Five recipients of the inaugural SCoer! Faculty Award have been selected and are on their way to learning more about using Open Educational Resources (OER) in their classrooms. The awards are sponsored by Student Government and the University Libraries.

The SCoer! Faculty Award encourages the use of freely available, high-quality online materials in the classroom. Its first winners are USC faculty members Nathan Carnes, Education; Darin Freeburg, Library and Information Science, shown in first photo below; Sherry Grosso, Business; Linda Hazlett, Public Health, shown in second photo below; and R. Mac Jones, Extended University and Palmetto College.

To participate in the new award program, these faculty members will attend a one-hour workshop hosted by the University Libraries that will help them identify OER materials for their courses. They then will write a review of an Open Access textbook and decide if they will use the book in a course. Each will receive a certificate and a $200 monetary award. Later this year, they will be asked to complete a short follow-up survey. The award recipients were selected by Student Government representatives and members of the University Libraries’ Scholarly Communications Committee.

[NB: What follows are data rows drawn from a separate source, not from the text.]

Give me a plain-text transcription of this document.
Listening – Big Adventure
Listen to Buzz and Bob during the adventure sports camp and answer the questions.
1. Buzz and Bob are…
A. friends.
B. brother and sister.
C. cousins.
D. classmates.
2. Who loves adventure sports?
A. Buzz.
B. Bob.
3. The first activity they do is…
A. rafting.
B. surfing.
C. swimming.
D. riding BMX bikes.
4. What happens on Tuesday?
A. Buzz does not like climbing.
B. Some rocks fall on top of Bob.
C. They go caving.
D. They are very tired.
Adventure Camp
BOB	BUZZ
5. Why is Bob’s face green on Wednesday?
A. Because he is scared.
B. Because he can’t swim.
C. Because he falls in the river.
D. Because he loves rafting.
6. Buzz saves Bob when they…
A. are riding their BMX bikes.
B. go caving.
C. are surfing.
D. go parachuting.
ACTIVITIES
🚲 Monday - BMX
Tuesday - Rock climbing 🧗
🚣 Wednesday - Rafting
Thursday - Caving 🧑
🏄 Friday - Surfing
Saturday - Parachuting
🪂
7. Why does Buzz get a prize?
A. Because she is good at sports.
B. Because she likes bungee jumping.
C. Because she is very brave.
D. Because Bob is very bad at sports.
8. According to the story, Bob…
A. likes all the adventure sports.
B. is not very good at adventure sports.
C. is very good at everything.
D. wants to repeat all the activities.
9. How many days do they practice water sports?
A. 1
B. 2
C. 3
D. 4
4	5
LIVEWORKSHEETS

 “The selection committee looked closely at three determining factors: applicants who showed a lot of desire to learn the process of finding and using online educational resources, the potential for long-term financial savings for students, and the availability of OER materials on the subject taught,” said Amie Freeman, Assistant Interlibrary Loan Librarian at University Libraries and Chair of the Libraries’ new Scholarly Communications Committee. “Our congratulations go to these five recipients who are all passionate about using OER materials in their courses.”

Faculty who are not familiar with OER textbooks and other materials may not know that they are quality resources, Freeman explained.

“Typically, faculty members at an institution are paid to write them, and they are peer reviewed and often government funded. This is certainly true of the Open Textbook Library supported by the University of Minnesota, and OpenStax, supported by Rice University, the Gates Foundation and the Hewlett Foundation. And when OER materials are created, they are often created for lower-level, high-enrollment courses, where textbooks cost $300 to $400 each.”

Using OER materials is clearly a win for faculty and a win for students.

“I can never find a textbook that completely fits my needs, so I have always thought open resources would be a great idea. I am also very open to ANY idea that would save my students money,” explained award recipient Hazlett in her application.

“This fall, Professor Hazlett will teach four sections of a course that enrolls 50 students in each section,” Freeman explained. “A total of 200 students must purchase a required text that varies in price from $48.45 to $107.65. If her students had access to a free textbook, the cost savings for them would be substantial.”

Current plans are to offer the SCoer! Award once a year, Freeman said. The next award cycle will be Spring 2016.